The impact of graph ordering is more significant when HDDs are used as external storage. The size of the page cache is set to be 10% of the size of the input graphs. Execution with neighbor ordering is up to an order of magnitude faster than random ordering and twice as fast as Gorder.

Since a hard disk is slower than an SSD and its random access performance is much worse, the influence of graph order becomes more pronounced with a hard disk. In summary, N.Order improves the performance of graph algorithms running on disk-based graph drives by a factor of two on SSDs and by a factor of ten on HDDs.

I/O Request Size

Pre-processing Overhead

Conclusion

Related Works

GraphX transforms graph processing operations in a node-centric model into data flow operations such as grouping, mapping, and reduction [25]. To ease the difficulty of programming large-scale graph analysis, SociaLite supports a declarative query language based on Datalog [26]. It should be easy to support declarative graph processing with the optimizations we've proposed in this paper.
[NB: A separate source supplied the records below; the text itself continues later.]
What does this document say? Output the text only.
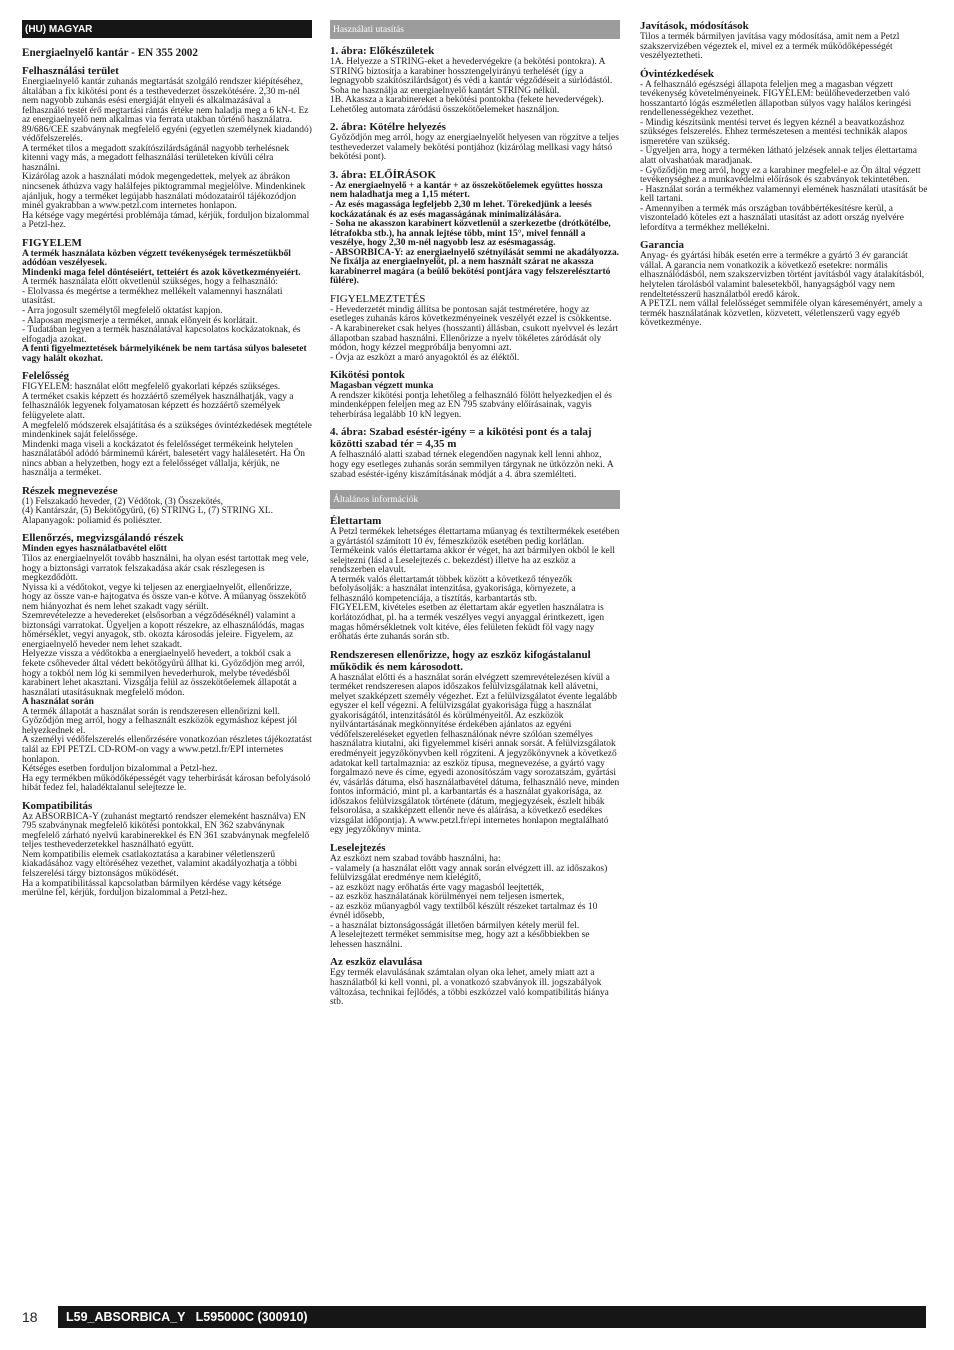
(HU) MAGYAR
Energiaelnyelő kantár - EN 355 2002
Felhasználási terület

Energiaelnyelő kantár zuhanás megtartását szolgáló rendszer kiépítéséhez, általában a fix kikötési pont és a testhevederzet összekötésére. 2,30 m-nél nem nagyobb zuhanás esési energiáját elnyeli és alkalmazásával a felhasználó testét érő megtartási rántás értéke nem haladja meg a 6 kN-t. Ez az energiaelnyelő nem alkalmas via ferrata utakban történő használatra.
89/686/CEE szabványnak megfelelő egyéni (egyetlen személynek kiadandó) védőfelszerelés.
A terméket tilos a megadott szakítószilárdságánál nagyobb terhelésnek kitenni vagy más, a megadott felhasználási területeken kívüli célra használni.
Kizárólag azok a használati módok megengedettek, melyek az ábrákon nincsenek áthúzva vagy halálfejes piktogrammal megjelölve. Mindenkinek ajánljuk, hogy a terméket legújabb használati módozatairól tájékozódjon minél gyakrabban a www.petzl.com internetes honlapon.
Ha kétsége vagy megértési problémája támad, kérjük, forduljon bizalommal a Petzl-hez.

FIGYELEM

A termék használata közben végzett tevékenységek természetükből adódóan veszélyesek.
Mindenki maga felel döntéseiért, tetteiért és azok következményeiért.

A termék használata előtt okvetlenül szükséges, hogy a felhasználó:
- Elolvassa és megértse a termékhez mellékelt valamennyi használati utasítást.
- Arra jogosult személytől megfelelő oktatást kapjon.
- Alaposan megismerje a terméket, annak előnyeit és korlátait.
- Tudatában legyen a termék használatával kapcsolatos kockázatoknak, és elfogadja azokat.

A fenti figyelmeztetések bármelyikének be nem tartása súlyos balesetet vagy halált okozhat.

Felelősség

FIGYELEM: használat előtt megfelelő gyakorlati képzés szükséges.
A terméket csakis képzett és hozzáértő személyek használhatják, vagy a felhasználók legyenek folyamatosan képzett és hozzáértő személyek felügyelete alatt.
A megfelelő módszerek elsajátítása és a szükséges óvintézkedések megtétele mindenkinek saját felelőssége.
Mindenki maga viseli a kockázatot és felelősséget termékeink helytelen használatából adódó bárminemű kárért, balesetért vagy halálesetért. Ha Ön nincs abban a helyzetben, hogy ezt a felelősséget vállalja, kérjük, ne használja a terméket.

Részek megnevezése

(1) Felszakadó heveder, (2) Védőtok, (3) Összekötés,
(4) Kantárszár, (5) Bekötőgyűrű, (6) STRING L, (7) STRING XL.
Alapanyagok: poliamid és poliészter.

Ellenőrzés, megvizsgálandó részek

Minden egyes használatbavétel előtt

Tilos az energiaelnyelőt tovább használni, ha olyan esést tartottak meg vele, hogy a biztonsági varratok felszakadása akár csak részlegesen is megkezdődött.
Nyissa ki a védőtokot, vegye ki teljesen az energiaelnyelőt, ellenőrizze, hogy az össze van-e hajtogatva és össze van-e kötve. A műanyag összekötő nem hiányozhat és nem lehet szakadt vagy sérült.
Szemrevételezze a hevedereket (elsősorban a végződéséknél) valamint a biztonsági varratokat. Ügyeljen a kopott részekre, az elhasználódás, magas hőmérséklet, vegyi anyagok, stb. okozta károsodás jeleire. Figyelem, az energiaelnyelő heveder nem lehet szakadt.
Helyezze vissza a védőtokba a energiaelnyelő hevedert, a tokból csak a fekete csőheveder által védett bekötőgyűrű állhat ki. Győződjön meg arról, hogy a tokból nem lóg ki semmilyen hevederhurok, melybe tévedésből karabinert lehet akasztani. Vizsgálja felül az összekötőelemek állapotát a használati utasításuknak megfelelő módon.

A használat során

A termék állapotát a használat során is rendszeresen ellenőrizni kell. Győződjön meg arról, hogy a felhasznált eszközök egymáshoz képest jól helyezkednek el.
A személyi védőfelszerelés ellenőrzésére vonatkozóan részletes tájékoztatást talál az EPI PETZL CD-ROM-on vagy a www.petzl.fr/EPI internetes honlapon.
Kétséges esetben forduljon bizalommal a Petzl-hez.
Ha egy termékben működőképességét vagy teherbírását károsan befolyásoló hibát fedez fel, haladéktalanul selejtezze le.

Kompatibilitás

Az ABSORBICA-Y (zuhanást megtartó rendszer elemeként használva) EN 795 szabványnak megfelelő kikötési pontokkal, EN 362 szabványnak megfelelő zárható nyelvű karabinerekkel és EN 361 szabványnak megfelelő teljes testhevederzetekkel használható együtt.
Nem kompatibilis elemek csatlakoztatása a karabiner véletlenszerű kiakadásához vagy eltöréséhez vezethet, valamint akadályozhatja a többi felszerelési tárgy biztonságos működését.
Ha a kompatibilitással kapcsolatban bármilyen kérdése vagy kétsége merülne fel, kérjük, forduljon bizalommal a Petzl-hez.

Használati utasítás
1. ábra: Előkészületek

1A. Helyezze a STRING-eket a hevedervégekre (a bekötési pontokra). A STRING biztosítja a karabiner hossztengelyirányú terhelését (így a legnagyobb szakítószilárdságot) és védi a kantár végződéseit a súrlódástól. Soha ne használja az energiaelnyelő kantárt STRING nélkül.
1B. Akassza a karabinereket a bekötési pontokba (fekete hevedervégek). Lehetőleg automata záródású összekötőelemeket használjon.

2. ábra: Kötélre helyezés

Győződjön meg arról, hogy az energiaelnyelőt helyesen van rögzítve a teljes testhevederzet valamely bekötési pontjához (kizárólag mellkasi vagy hátsó bekötési pont).

3. ábra: ELŐÍRÁSOK

- Az energiaelnyelő + a kantár + az összekötőelemek együttes hossza nem haladhatja meg a 1,15 métert.
- Az esés magassága legfeljebb 2,30 m lehet. Törekedjünk a leesés kockázatának és az esés magasságának minimalizálására.
- Soha ne akasszon karabinert közvetlenül a szerkezetbe (drótkötélbe, létrafokba stb.), ha annak lejtése több, mint 15°, mivel fennáll a veszélye, hogy 2,30 m-nél nagyobb lesz az esésmagasság.
- ABSORBICA-Y: az energiaelnyelő szétnyílását semmi ne akadályozza. Ne fixálja az energiaelnyelőt, pl. a nem használt szárat ne akassza karabinerrel magára (a beülő bekötési pontjára vagy felszerelésztartó fülére).

FIGYELMEZTETÉS

- Hevederzetét mindig állítsa be pontosan saját testméretére, hogy az esetleges zuhanás káros következményeinek veszélyét ezzel is csökkentse.
- A karabinereket csak helyes (hosszanti) állásban, csukott nyelvvel és lezárt állapotban szabad használni. Ellenőrizze a nyelv tökéletes záródását oly módon, hogy kézzel megpróbálja benyomni azt.
- Óvja az eszközt a maró anyagoktól és az éléktől.

Kikötési pontok

Magasban végzett munka

A rendszer kikötési pontja lehetőleg a felhasználó fölött helyezkedjen el és mindenképpen feleljen meg az EN 795 szabvány előírásainak, vagyis teherbírása legalább 10 kN legyen.

4. ábra: Szabad eséstér-igény = a kikötési pont és a talaj közötti szabad tér = 4,35 m

A felhasználó alatti szabad térnek elegendően nagynak kell lenni ahhoz, hogy egy esetleges zuhanás során semmilyen tárgynak ne ütközzön neki. A szabad eséstér-igény kiszámításának módját a 4. ábra szemlélteti.

Általános információk
Élettartam

A Petzl termékek lehetséges élettartama műanyag és textiltermékek esetében a gyártástól számított 10 év, fémeszközök esetében pedig korlátlan.
Termékeink valós élettartama akkor ér véget, ha azt bármilyen okból le kell selejtezni (lásd a Leselejtezés c. bekezdést) illetve ha az eszköz a rendszerben elavult.
A termék valós élettartamát többek között a következő tényezők befolyásolják: a használat intenzitása, gyakorisága, környezete, a felhasználó kompetenciája, a tisztítás, karbantartás stb.
FIGYELEM, kivételes esetben az élettartam akár egyetlen használatra is korlátozódhat, pl. ha a termék veszélyes vegyi anyaggal érintkezett, igen magas hőmérsékletnek volt kitéve, éles felületen feküdt föl vagy nagy erőhatás érte zuhanás során stb.

Rendszeresen ellenőrizze, hogy az eszköz kifogástalanul működik és nem károsodott.

A használat előtti és a használat során elvégzett szemrevételezésen kívül a terméket rendszeresen alapos időszakos felülvizsgálatnak kell alávetni, melyet szakképzett személy végezhet. Ezt a felülvizsgálatot évente legalább egyszer el kell végezni. A felülvizsgálat gyakorisága függ a használat gyakoriságától, intenzitásától és körülményeitől. Az eszközök nyilvántartásának megkönnyítése érdekében ajánlatos az egyéni védőfelszereléseket egyetlen felhasználónak névre szólóan személyes használatra kiutalni, aki figyelemmel kíséri annak sorsát. A felülvizsgálatok eredményeit jegyzőkönyvben kell rögzíteni. A jegyzőkönyvnek a következő adatokat kell tartalmaznia: az eszköz típusa, megnevezése, a gyártó vagy forgalmazó neve és címe, egyedi azonosítószám vagy sorozatszám, gyártási év, vásárlás dátuma, első használatbavétel dátuma, felhasználó neve, minden fontos információ, mint pl. a karbantartás és a használat gyakorisága, az időszakos felülvizsgálatok története (dátum, megjegyzések, észlelt hibák felsorolása, a szakképzett ellenőr neve és aláírása, a következő esedékes vizsgálat időpontja). A www.petzl.fr/epi internetes honlapon megtalálható egy jegyzőkönyv minta.

Leselejtezés

Az eszközt nem szabad tovább használni, ha:
- valamely (a használat előtt vagy annak során elvégzett ill. az időszakos) felülvizsgálat eredménye nem kielégítő,
- az eszközt nagy erőhatás érte vagy magasból leejtették,
- az eszköz használatának körülményei nem teljesen ismertek,
- az eszköz műanyagból vagy textilből készült részeket tartalmaz és 10 évnél idősebb,
- a használat biztonságosságát illetően bármilyen kétely merül fel.
A leselejtezett terméket semmisítse meg, hogy azt a későbbiekben se lehessen használni.

Az eszköz elavulása

Egy termék elavulásának számtalan olyan oka lehet, amely miatt azt a használatból ki kell vonni, pl. a vonatkozó szabványok ill. jogszabályok változása, technikai fejlődés, a többi eszközzel való kompatibilitás hiánya stb.

Javítások, módosítások

Tilos a termék bármilyen javítása vagy módosítása, amit nem a Petzl szakszervizében végeztek el, mivel ez a termék működőképességét veszélyeztetheti.

Óvintézkedések

- A felhasználó egészségi állapota feleljen meg a magasban végzett tevékenység követelményeinek. FIGYELEM: beülőhevederzetben való hosszantartó lógás eszméletlen állapotban súlyos vagy halálos keringési rendellenességekhez vezethet.
- Mindig készítsünk mentési tervet és legyen kéznél a beavatkozáshoz szükséges felszerelés. Ehhez természetesen a mentési technikák alapos ismeretére van szükség.
- Ügyeljen arra, hogy a terméken látható jelzések annak teljes élettartama alatt olvashatóak maradjanak.
- Győződjön meg arról, hogy ez a karabiner megfelel-e az Ön által végzett tevékenységhez a munkavédelmi előírások és szabványok tekintetében.
- Használat során a termékhez valamennyi elemének használati utasítását be kell tartani.
- Amennyiben a termék más országban továbbértékesítésre kerül, a viszonteladó köteles ezt a használati utasítást az adott ország nyelvére lefordítva a termékhez mellékelni.

Garancia

Anyag- és gyártási hibák esetén erre a termékre a gyártó 3 év garanciát vállal. A garancia nem vonatkozik a következő esetekre: normális elhasználódásból, nem szakszervizben történt javításból vagy átalakításból, helytelen tárolásból valamint balesetekből, hanyagságból vagy nem rendeltetésszerű használatból eredő károk.
A PETZL nem vállal felelősséget semmiféle olyan káreseményért, amely a termék használatának közvetlen, közvetett, véletlenszerű vagy egyéb következménye.

18	L59_ABSORBICA_Y   L595000C (300910)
Ligra is a lightweight framework that provides low-level primitives for implementing graph processing systems [30]. While Gorder is designed for main-memory graph systems, neighborhood ordering is designed to optimize the performance of disk-based graph engines.
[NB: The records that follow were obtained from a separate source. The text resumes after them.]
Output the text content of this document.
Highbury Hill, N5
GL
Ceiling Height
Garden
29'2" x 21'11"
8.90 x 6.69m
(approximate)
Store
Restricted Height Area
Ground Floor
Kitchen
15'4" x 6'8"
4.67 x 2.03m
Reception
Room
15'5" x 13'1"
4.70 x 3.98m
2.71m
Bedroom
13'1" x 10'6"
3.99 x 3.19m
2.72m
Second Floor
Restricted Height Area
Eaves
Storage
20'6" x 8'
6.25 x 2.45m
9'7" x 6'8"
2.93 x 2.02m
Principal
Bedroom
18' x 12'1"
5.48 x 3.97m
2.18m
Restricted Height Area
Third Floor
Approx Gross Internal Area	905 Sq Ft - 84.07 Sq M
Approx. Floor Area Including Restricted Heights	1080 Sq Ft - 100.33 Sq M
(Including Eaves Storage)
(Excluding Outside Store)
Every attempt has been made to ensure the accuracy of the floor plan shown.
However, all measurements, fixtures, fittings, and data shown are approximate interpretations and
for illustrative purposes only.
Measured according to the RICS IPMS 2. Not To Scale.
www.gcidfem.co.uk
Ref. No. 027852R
Parallel graph processing: Is random ordering always the worst?

We suggest B.Gorder (Balanced Gorder), which is a simple way of ordering by combining randomization and Gorder instead of transforming Gorder. To test whether B.Gorder has a load-balancing effect, we measured the execution time per thread when running PageRank in a multi-threaded environment. In Gorder, runtime deviations per thread were at least 2.5 times to 13 times.

We also measured performance for three key algorithms to gauge the impact of load balancing on overall performance. Compared with Figure 17, it can be seen that the worse the performance, the more serious the load imbalance. The random ordering scheme can sometimes be a good choice if the load balancing is not implemented in the graph processing engine and the imbalance is severe.

In conclusion, the idea that "random order is always the worst order" is partially inadequate.

Toward zero pre-processing costs

A System for Large-Scale Graph Processing, Proceedings of the 2010 ACM SIGMOD International Conference on Management of Data, pp. dhe Implementimi, fq. Hellerstein, “Distributed GraphLab: A Framework for Machine Learning and Data Mining in the Cloud”, Proceedings of the 38th International Conference on Very Large Databases, pp.

Gupta, “Load the Edge You Need: A General I/O Optimization for Disk-Based Graphics Processing,” Proceedings of the 2016 USENIX Annual Technical Conference, p. Conference on Data Management, p.

Chen, “GridGraph: Large-scale graph processing on a single machine using 2-level hierarchical partitioning,” Proceedings of the USENIX Annual Technical Conference 2015, p. Franklin, "GraphX: Graph Processing in a Distributed Process of the Dataflow Framework," 11th USENIX Symposium on Design and Implementation of Operating Systems, p.

Halperin, ‘Asynchronous and Fault-Tolerant Recursive Datalog Evaluation in Shared-Nothing Engines’, Proceedings of the 41th International Conference on Very Large Databases, pp. Blelloch, ‘Ligra: A Lightweight Graph Processing Framework for Shared Memory’, Proceedings of the 18th ACM SIGPLAN symposium over principes en praktijk van parallel programmeren, pp.